Robo bought his first Harley when he was 15, with money he earned from working with his father in the oil fields.
“I’ve had motorcycles all my life,” says Robo, whose real name is Jerry Wallace, “I used to wake up at 2 in the morning and head into town or head into Madisonville and end up in Missouri.”
In 2000, Wallace was riding through the Arizona night and missed a road sign, then he missed it again. Something wasn’t right.
A longtime sufferer of diabetes, Wallace soon learned that he was losing his vision to diabetic retinopathy. His Harleys gathered dust and were eventually sold.
“By all accounts, I should’ve been totally blind by 2002,” says Wallace, “Doctors told me I had two years.”
Wallace used to ride motorcycles to lose himself on the open road; now he finds other ways. He sits on the front porch of his small office, sanding a wooden ring that in a few days will be a ceremonial drum. Still living with limited vision, Wallace rubs the edge against his cheek to find imperfections.
“I cannot make a job out of these drums,” says Wallace, running the ring through the smoke of burning sage to purify it.
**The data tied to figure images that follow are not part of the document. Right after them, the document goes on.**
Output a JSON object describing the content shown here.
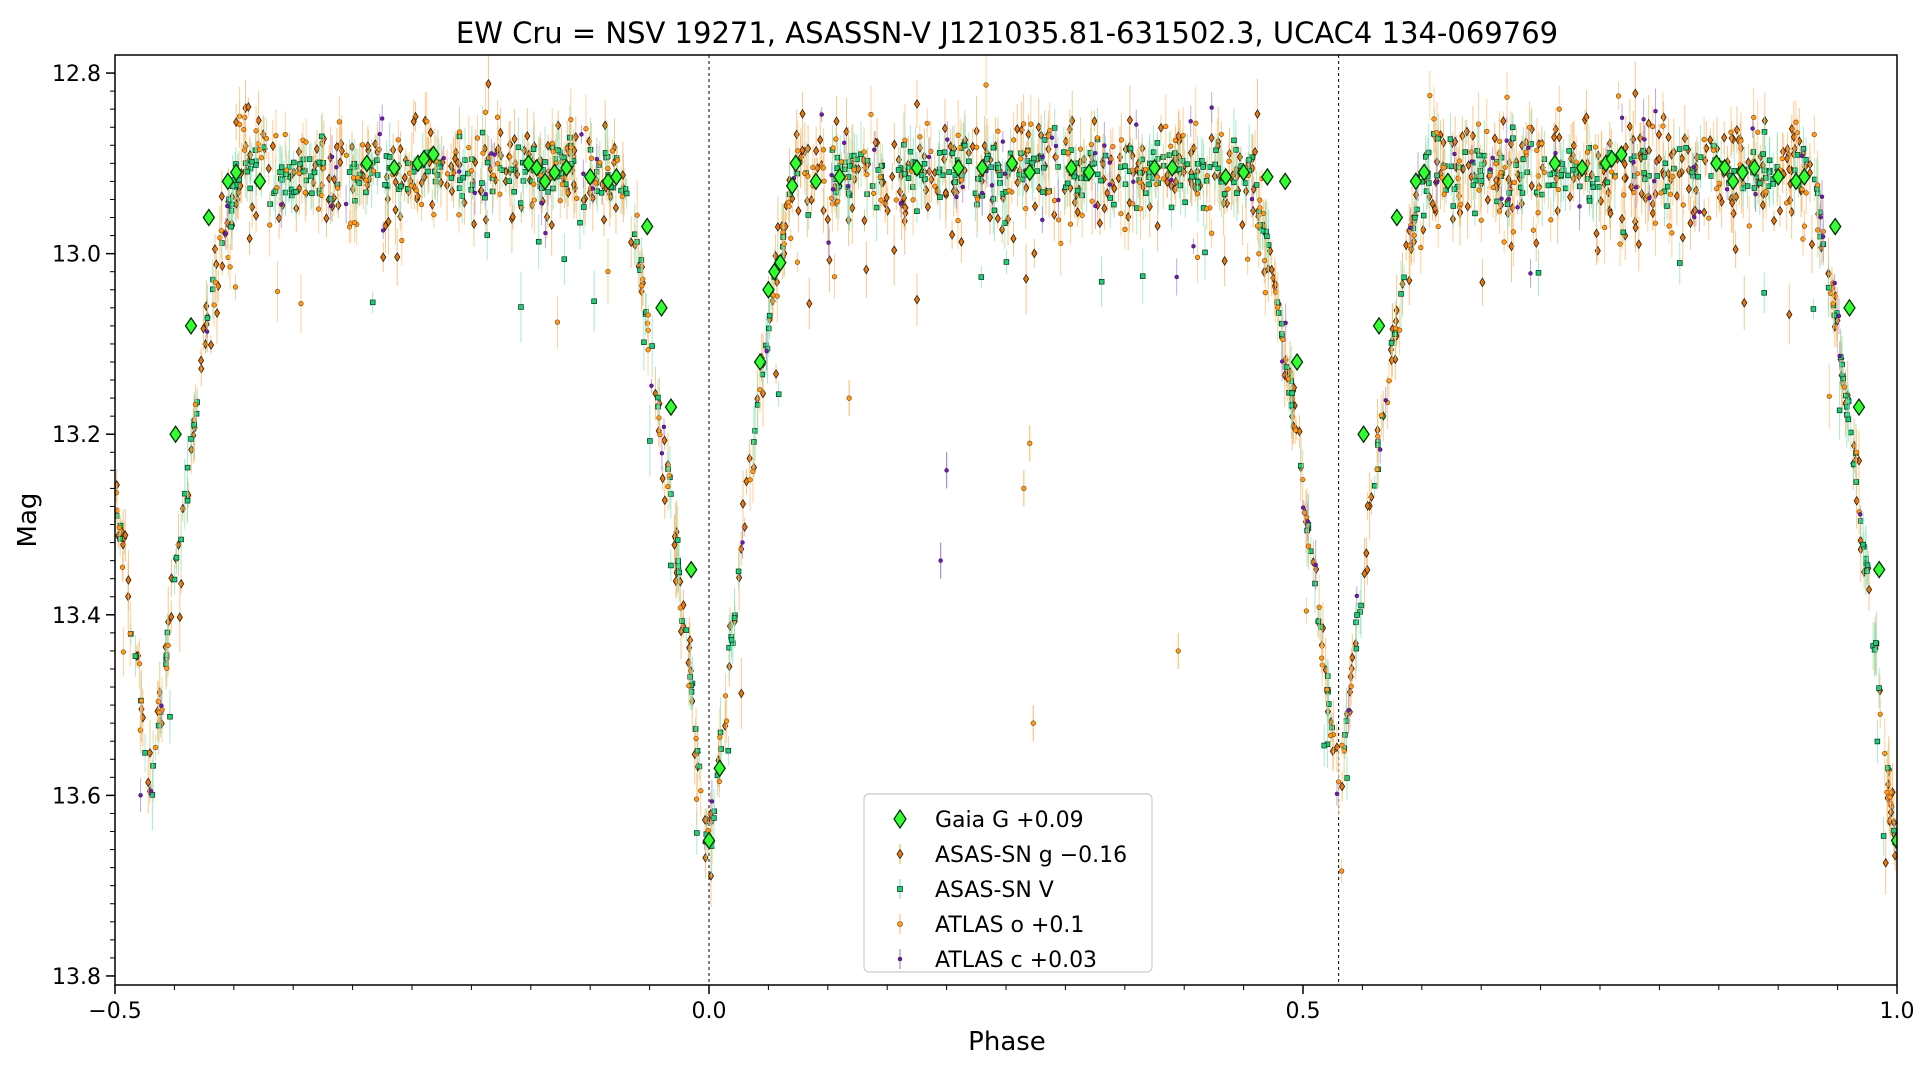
{
  "chart_data": {
    "type": "scatter",
    "title": "EW Cru = NSV 19271, ASASSN-V J121035.81-631502.3, UCAC4 134-069769",
    "xlabel": "Phase",
    "ylabel": "Mag",
    "xlim": [
      -0.5,
      1.0
    ],
    "ylim": [
      13.81,
      12.78
    ],
    "y_inverted": true,
    "xticks": [
      {
        "value": -0.5,
        "label": "−0.5"
      },
      {
        "value": 0.0,
        "label": "0.0"
      },
      {
        "value": 0.5,
        "label": "0.5"
      },
      {
        "value": 1.0,
        "label": "1.0"
      }
    ],
    "yticks": [
      {
        "value": 12.8,
        "label": "12.8"
      },
      {
        "value": 13.0,
        "label": "13.0"
      },
      {
        "value": 13.2,
        "label": "13.2"
      },
      {
        "value": 13.4,
        "label": "13.4"
      },
      {
        "value": 13.6,
        "label": "13.6"
      },
      {
        "value": 13.8,
        "label": "13.8"
      }
    ],
    "vlines": [
      0.0,
      0.53
    ],
    "legend_position": "lower-center",
    "light_curve_model": {
      "primary_min_phase": 0.0,
      "primary_min_mag": 13.68,
      "secondary_min_phase": 0.53,
      "secondary_min_mag": 13.6,
      "max_mag": 12.91,
      "eclipse_half_width": 0.075
    },
    "series": [
      {
        "name": "Gaia G +0.09",
        "marker": "diamond",
        "color": "#33ff33",
        "edge": "#003300",
        "points": [
          [
            -0.449,
            13.2
          ],
          [
            -0.436,
            13.08
          ],
          [
            -0.421,
            12.96
          ],
          [
            -0.405,
            12.92
          ],
          [
            -0.398,
            12.91
          ],
          [
            -0.378,
            12.92
          ],
          [
            -0.288,
            12.9
          ],
          [
            -0.265,
            12.905
          ],
          [
            -0.245,
            12.9
          ],
          [
            -0.24,
            12.895
          ],
          [
            -0.232,
            12.89
          ],
          [
            -0.152,
            12.9
          ],
          [
            -0.145,
            12.905
          ],
          [
            -0.138,
            12.92
          ],
          [
            -0.13,
            12.91
          ],
          [
            -0.12,
            12.905
          ],
          [
            -0.1,
            12.915
          ],
          [
            -0.085,
            12.92
          ],
          [
            -0.078,
            12.915
          ],
          [
            -0.052,
            12.97
          ],
          [
            -0.04,
            13.06
          ],
          [
            -0.032,
            13.17
          ],
          [
            -0.015,
            13.35
          ],
          [
            0.0,
            13.65
          ],
          [
            0.009,
            13.57
          ],
          [
            0.043,
            13.12
          ],
          [
            0.05,
            13.04
          ],
          [
            0.055,
            13.02
          ],
          [
            0.06,
            13.01
          ],
          [
            0.07,
            12.925
          ],
          [
            0.073,
            12.9
          ],
          [
            0.09,
            12.92
          ],
          [
            0.11,
            12.915
          ],
          [
            0.175,
            12.905
          ],
          [
            0.21,
            12.905
          ],
          [
            0.23,
            12.905
          ],
          [
            0.255,
            12.9
          ],
          [
            0.27,
            12.91
          ],
          [
            0.305,
            12.905
          ],
          [
            0.32,
            12.91
          ],
          [
            0.375,
            12.905
          ],
          [
            0.39,
            12.905
          ],
          [
            0.435,
            12.915
          ],
          [
            0.45,
            12.91
          ],
          [
            0.47,
            12.915
          ],
          [
            0.485,
            12.92
          ],
          [
            0.495,
            13.12
          ],
          [
            0.551,
            13.2
          ],
          [
            0.564,
            13.08
          ],
          [
            0.579,
            12.96
          ],
          [
            0.595,
            12.92
          ],
          [
            0.602,
            12.91
          ],
          [
            0.622,
            12.92
          ],
          [
            0.712,
            12.9
          ],
          [
            0.735,
            12.905
          ],
          [
            0.755,
            12.9
          ],
          [
            0.76,
            12.895
          ],
          [
            0.768,
            12.89
          ],
          [
            0.848,
            12.9
          ],
          [
            0.855,
            12.905
          ],
          [
            0.862,
            12.92
          ],
          [
            0.87,
            12.91
          ],
          [
            0.88,
            12.905
          ],
          [
            0.9,
            12.915
          ],
          [
            0.915,
            12.92
          ],
          [
            0.922,
            12.915
          ],
          [
            0.948,
            12.97
          ],
          [
            0.96,
            13.06
          ],
          [
            0.968,
            13.17
          ],
          [
            0.985,
            13.35
          ],
          [
            1.0,
            13.65
          ]
        ]
      },
      {
        "name": "ASAS-SN g −0.16",
        "marker": "diamond-small",
        "color": "#e07a18",
        "edge": "#3a1a00",
        "errcolor": "#f5b56a",
        "count": 900,
        "scatter": 0.03
      },
      {
        "name": "ASAS-SN V",
        "marker": "square",
        "color": "#22cc77",
        "edge": "#00331a",
        "errcolor": "#8fe3b8",
        "count": 700,
        "scatter": 0.018
      },
      {
        "name": "ATLAS o +0.1",
        "marker": "circle",
        "color": "#ff9a1a",
        "edge": "#7a3b00",
        "errcolor": "#ffc27a",
        "count": 380,
        "scatter": 0.035,
        "outliers": [
          [
            0.118,
            13.16
          ],
          [
            0.265,
            13.26
          ],
          [
            0.27,
            13.21
          ],
          [
            0.273,
            13.52
          ],
          [
            0.395,
            13.44
          ]
        ]
      },
      {
        "name": "ATLAS c +0.03",
        "marker": "dot",
        "color": "#6a1fa8",
        "edge": "#2a004a",
        "errcolor": "#a98ad6",
        "count": 120,
        "scatter": 0.03,
        "outliers": [
          [
            0.2,
            13.24
          ],
          [
            0.195,
            13.34
          ]
        ]
      }
    ]
  }
}
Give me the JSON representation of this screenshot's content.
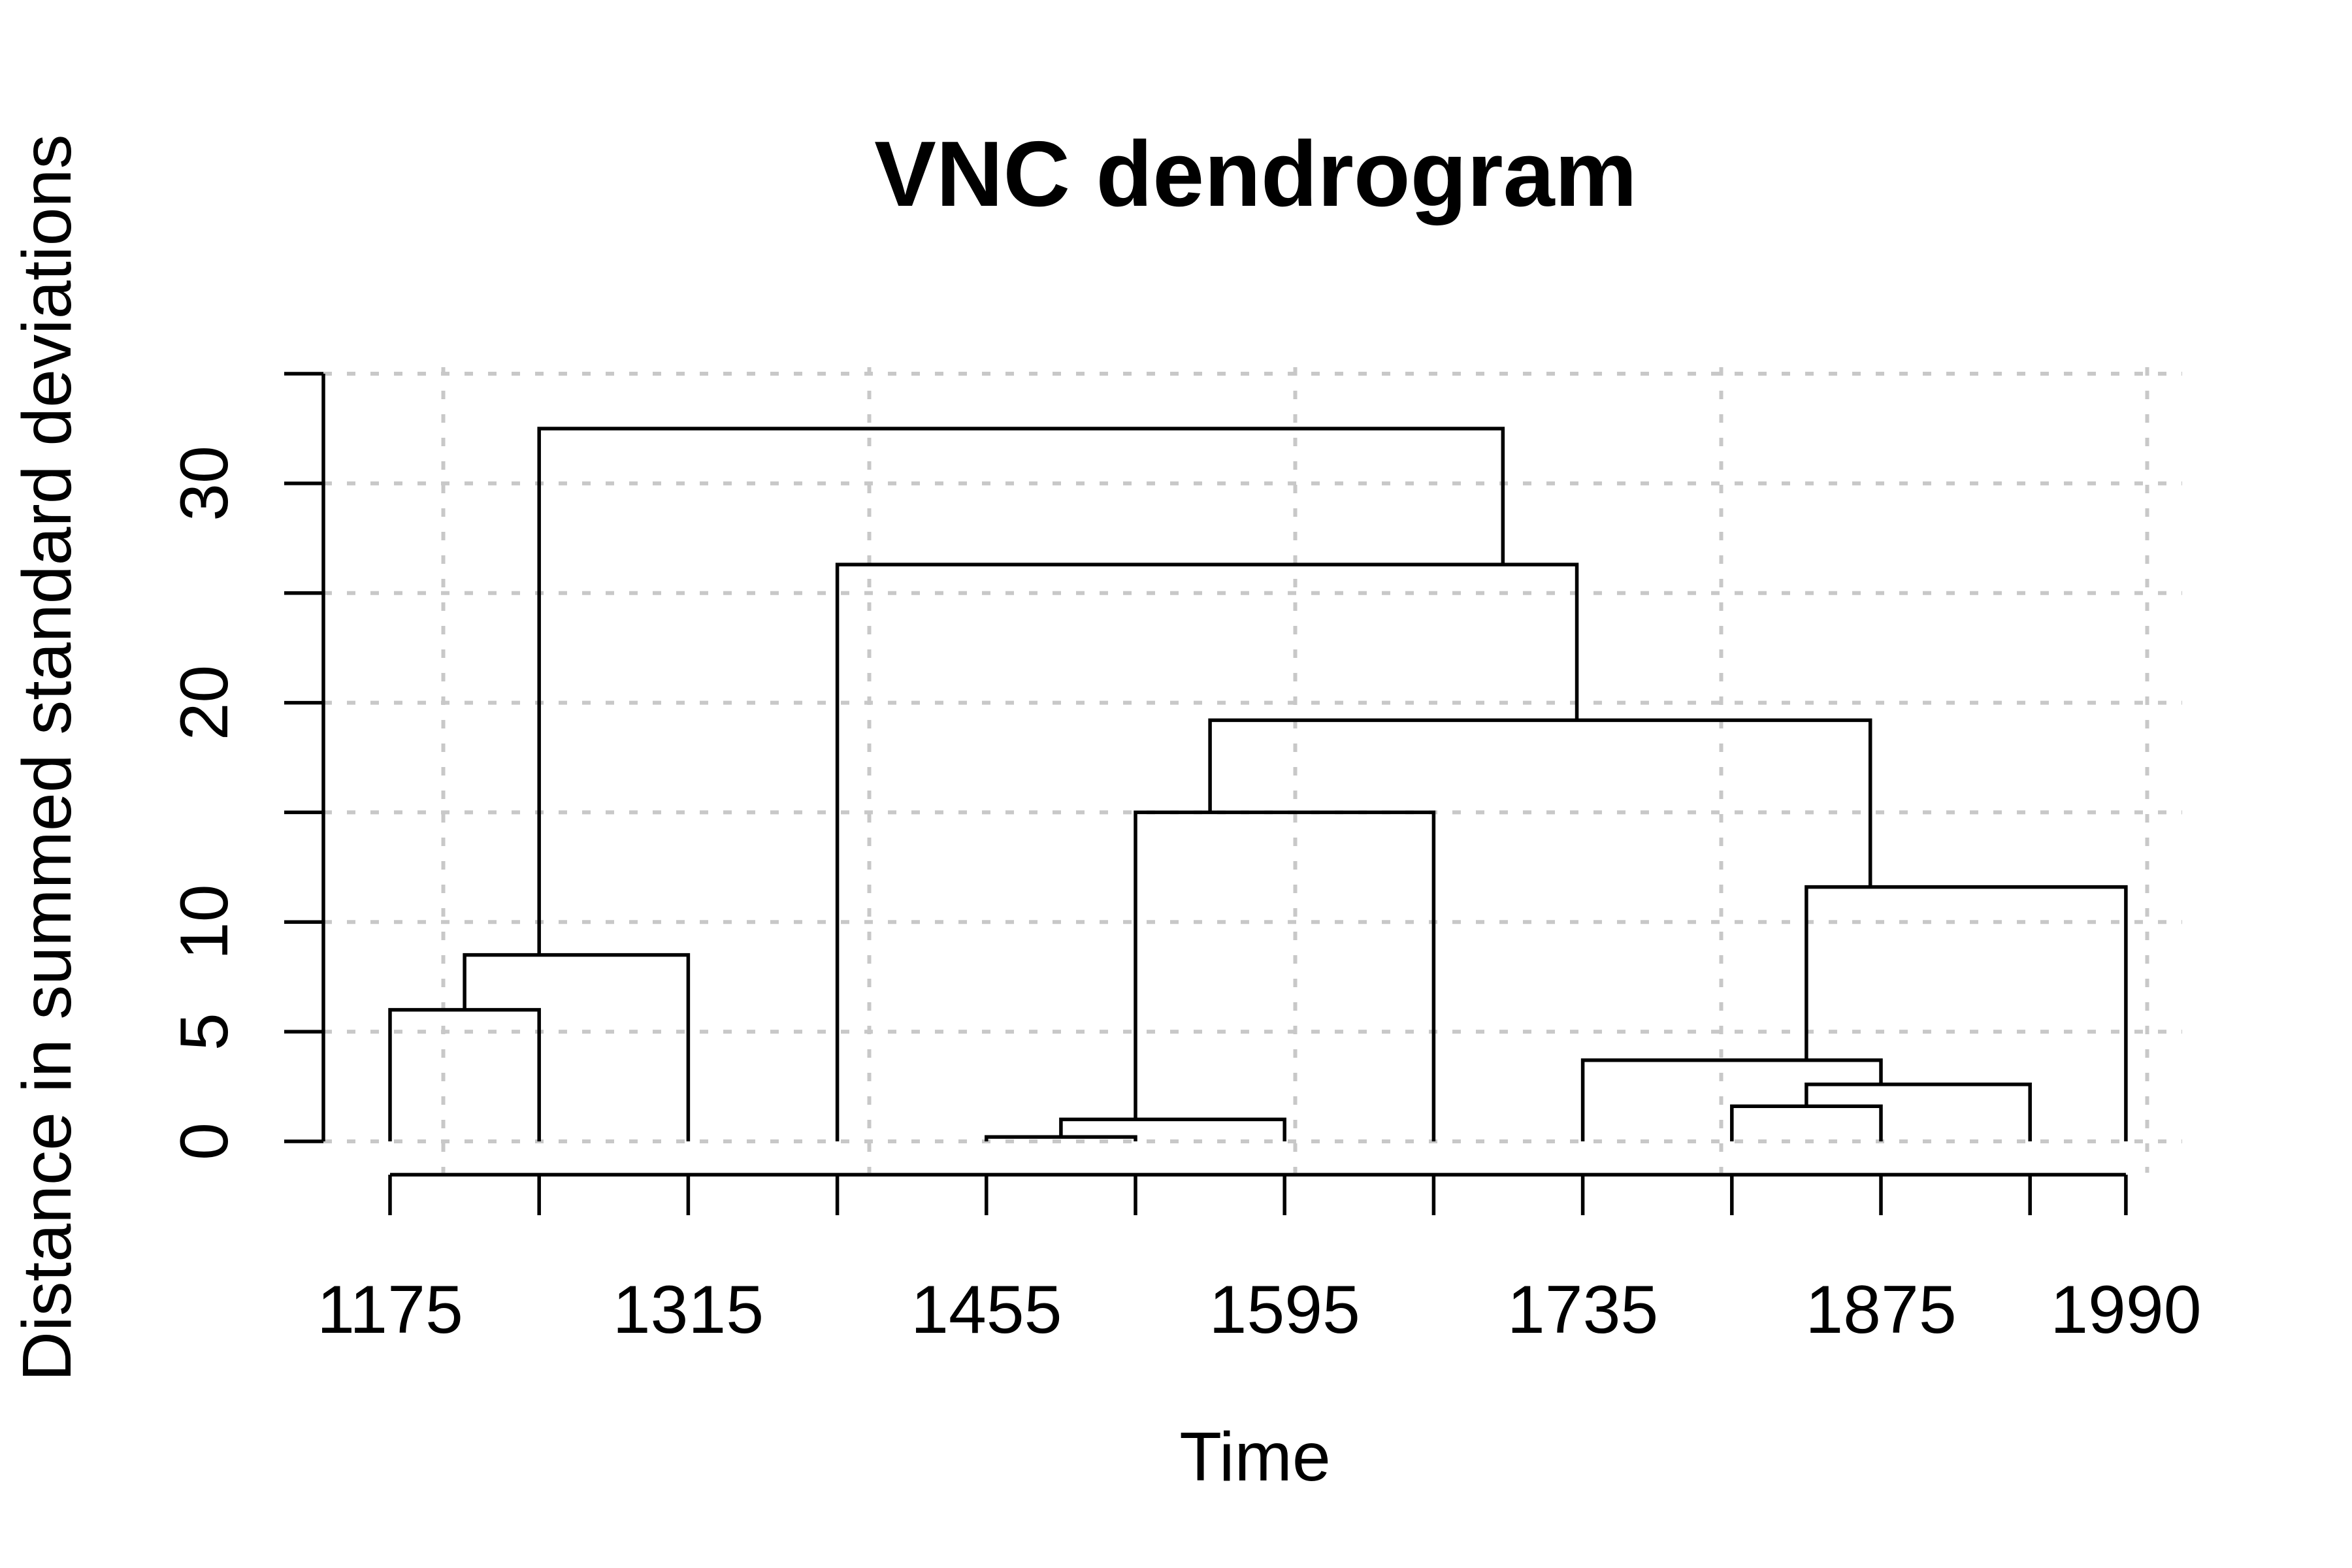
{
  "title": "VNC dendrogram",
  "axes": {
    "x": {
      "label": "Time",
      "ticks": [
        {
          "year": 1175,
          "label": "1175"
        },
        {
          "year": 1245,
          "label": ""
        },
        {
          "year": 1315,
          "label": "1315"
        },
        {
          "year": 1385,
          "label": ""
        },
        {
          "year": 1455,
          "label": "1455"
        },
        {
          "year": 1525,
          "label": ""
        },
        {
          "year": 1595,
          "label": "1595"
        },
        {
          "year": 1665,
          "label": ""
        },
        {
          "year": 1735,
          "label": "1735"
        },
        {
          "year": 1805,
          "label": ""
        },
        {
          "year": 1875,
          "label": "1875"
        },
        {
          "year": 1945,
          "label": ""
        },
        {
          "year": 1990,
          "label": "1990"
        }
      ]
    },
    "y": {
      "label": "Distance in summed standard deviations",
      "ticks": [
        {
          "value": 0,
          "label": "0"
        },
        {
          "value": 5,
          "label": "5"
        },
        {
          "value": 10,
          "label": "10"
        },
        {
          "value": 15,
          "label": ""
        },
        {
          "value": 20,
          "label": "20"
        },
        {
          "value": 25,
          "label": ""
        },
        {
          "value": 30,
          "label": "30"
        },
        {
          "value": 35,
          "label": ""
        }
      ]
    }
  },
  "chart_data": {
    "type": "dendrogram",
    "title": "VNC dendrogram",
    "xlabel": "Time",
    "ylabel": "Distance in summed standard deviations",
    "x_axis_years": [
      1175,
      1245,
      1315,
      1385,
      1455,
      1525,
      1595,
      1665,
      1735,
      1805,
      1875,
      1945,
      1990
    ],
    "x_gridline_years": [
      1200,
      1400,
      1600,
      1800,
      2000
    ],
    "y_gridline_values": [
      0,
      5,
      10,
      15,
      20,
      25,
      30,
      35
    ],
    "ylim": [
      0,
      35
    ],
    "grid_on": true,
    "leaves": [
      1175,
      1245,
      1315,
      1385,
      1455,
      1525,
      1595,
      1665,
      1735,
      1805,
      1875,
      1945,
      1990
    ],
    "merges": [
      {
        "id": "m1",
        "children": [
          "1455",
          "1525"
        ],
        "height": 0.2
      },
      {
        "id": "m2",
        "children": [
          "m1",
          "1595"
        ],
        "height": 1.0
      },
      {
        "id": "m3",
        "children": [
          "1805",
          "1875"
        ],
        "height": 1.6
      },
      {
        "id": "m4",
        "children": [
          "m3",
          "1945"
        ],
        "height": 2.6
      },
      {
        "id": "m5",
        "children": [
          "1735",
          "m4"
        ],
        "height": 3.7
      },
      {
        "id": "m6",
        "children": [
          "1175",
          "1245"
        ],
        "height": 6.0
      },
      {
        "id": "m7",
        "children": [
          "m6",
          "1315"
        ],
        "height": 8.5
      },
      {
        "id": "m8",
        "children": [
          "m5",
          "1990"
        ],
        "height": 11.6
      },
      {
        "id": "m9",
        "children": [
          "m2",
          "1665"
        ],
        "height": 15.0
      },
      {
        "id": "m10",
        "children": [
          "m9",
          "m8"
        ],
        "height": 19.2
      },
      {
        "id": "m11",
        "children": [
          "1385",
          "m10"
        ],
        "height": 26.3
      },
      {
        "id": "m12",
        "children": [
          "m7",
          "m11"
        ],
        "height": 32.5
      }
    ],
    "line_color": "#000000",
    "grid_color": "#c8c8c8",
    "background_color": "#ffffff"
  }
}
The drums aren’t for sale and are given freely or traded to those who need them for ceremonies. Wallace walks the Red Road, a Lakota spiritual tradition that teaches walking the right road in life.
Wallace uses magnification tools given to him by the Southeastern Blind Rehabilitation Center in Birmingham, Ala., to help him read.
“I have a better quality of life now, with my vision loss, than ever before,” says Wallace, “I believe that with all my heart. I don’t want sympathy, I just want understanding.”